Les récitatifs

"Il ne faut pas oublier que la BD  ne consiste pas à illustrer un texte mais à raconter une histoire au moyen du dessin."
Cosey, in [dBD] décembre 2008

    Les récitatifs, on en trouve souvent en B.D. Il peut s'agir de textes courts comme « Pendant ce temps... » ou « Le lendemain matin... », mais ils peuvent être beaucoup plus étoffés et expliquer ou détailler l'action, comme ce récitatif d'Alix : « Le jeune homme pénètre dans le grand vestibule du bâtiment, encombré de gens de toutes conditions. »

    Les récitatifs servent, à priori, à rendre certaines actions pratiquement impossibles à restituer par l'image. Hergé, par exemple, affirmait lors d'une interview (Hergé, fils de Tintin, 2002) : « Je considère mes histoires comme des films. Donc, pas de narration, pas de description. Toute l'importance, je la donne à l'image. [...] Il m'arrive de devoir utiliser des sous-titres (récitatifs, N.D.W.), mais je ne les emploie guère que pour indiquer de temps à autre la durée [...] car, tout comme au cinéma, la durée est une des choses les plus difficiles à rendre. » Comme l'indique Benoît Peeters, Hergé croyait au pouvoir narratif du dessin et pensait que par de justes enchaînements séquentiels, on pouvait tout faire comprendre sans le secours de la moindre légende. Il s'opposait en cela à Jacobs qui avait une conception littéraire du récit et pour lequel l'image jouait surtout le rôle d'illustration du texte.

    Inutile de dire qu'à mon sens, c'est Hergé qui a raison. L'abus de récitatifs fait entrer le texte en redondance avec l'image, ce qui affaiblit le récit puisqu'on a parfois l'impression de lire deux fois la même histoire, une fois avec le texte et une autre avec le dessin. Alix en est souvent un bon exemple. Témoin la demi-planche ci-dessous :


Le sphinx d'or (c) Casterman

    En voici le texte, récitatifs et dialogues :

D'un grand coup d'épée, Alix se dégage promptement, puis saute sur le phénicien qu'il renverse, et bondit dans le couloir où Karan apparaît justement. Coincé, Alix voit alors le phénicien foncer sur lui, l'épée haute...
« A moi ! C'est Alix! A l'aide ! »
Mais il est encore plus rapide que son adversaire.
Alors, sans perdre un instant, il court, cherchant une sortie.

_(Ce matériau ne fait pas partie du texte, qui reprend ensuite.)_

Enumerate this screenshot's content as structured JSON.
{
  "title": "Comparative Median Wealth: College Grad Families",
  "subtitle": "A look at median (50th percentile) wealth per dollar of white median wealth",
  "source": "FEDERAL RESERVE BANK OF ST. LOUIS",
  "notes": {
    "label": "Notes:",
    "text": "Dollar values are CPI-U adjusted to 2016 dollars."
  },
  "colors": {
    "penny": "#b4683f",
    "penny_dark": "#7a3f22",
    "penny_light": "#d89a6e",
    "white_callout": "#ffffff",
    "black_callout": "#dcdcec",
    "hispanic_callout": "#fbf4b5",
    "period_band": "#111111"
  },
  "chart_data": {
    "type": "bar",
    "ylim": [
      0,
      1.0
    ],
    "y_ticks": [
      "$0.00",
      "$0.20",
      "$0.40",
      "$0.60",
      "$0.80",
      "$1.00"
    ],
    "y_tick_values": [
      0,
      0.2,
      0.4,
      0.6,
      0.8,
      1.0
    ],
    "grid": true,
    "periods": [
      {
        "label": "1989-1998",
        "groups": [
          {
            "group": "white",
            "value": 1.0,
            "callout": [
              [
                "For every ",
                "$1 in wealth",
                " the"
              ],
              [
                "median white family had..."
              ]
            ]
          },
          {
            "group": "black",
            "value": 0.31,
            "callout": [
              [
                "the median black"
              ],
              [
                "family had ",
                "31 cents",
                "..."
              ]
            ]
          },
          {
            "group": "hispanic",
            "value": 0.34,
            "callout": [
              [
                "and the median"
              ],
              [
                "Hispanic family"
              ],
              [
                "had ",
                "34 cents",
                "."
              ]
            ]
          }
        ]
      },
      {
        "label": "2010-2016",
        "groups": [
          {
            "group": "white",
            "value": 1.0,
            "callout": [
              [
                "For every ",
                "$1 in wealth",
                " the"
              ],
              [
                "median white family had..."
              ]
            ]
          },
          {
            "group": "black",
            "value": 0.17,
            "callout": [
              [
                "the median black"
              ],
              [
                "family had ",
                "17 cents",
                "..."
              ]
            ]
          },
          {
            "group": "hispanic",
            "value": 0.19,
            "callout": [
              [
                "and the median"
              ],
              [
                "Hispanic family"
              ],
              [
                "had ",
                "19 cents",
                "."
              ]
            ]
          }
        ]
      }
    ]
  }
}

Maintenant, des domestiques arrivent de toutes parts. Une seule issue reste à gauche.
« Arrêtez-le ! Il va s'échapper ! Vite ! »

    Que manque-t-il à ce texte pour être compréhensible, quels sont les renseignements qui ne sont apportés que par le dessin ? 
    Pour l'essentiel, tout est là. Il y a redondance quasi totale entre textes et dessins. En fait, on a l'impression de lire le scénario ! 


     Considérer l'image comme une illustration du texte, c'est remettre en cause ce qui fait la spécificité de la B.D. : cette complémentarité du texte et de l'image où aucun n'a l'avantage sur l'autre. C'est aussi et surtout renoncer à pousser les recherches en matière de codes graphiques et narratifs, qui font qu'effectivement on peut arriver à faire passer et comprendre énormément de choses uniquement par le dessin. Comme le dit Cosey dans l'interview donnée à [dBD] fin 2008, "Il ne faut pas oublier que la BD  ne consiste pas à illustrer un texte mais à raconter une histoire au moyen du dessin."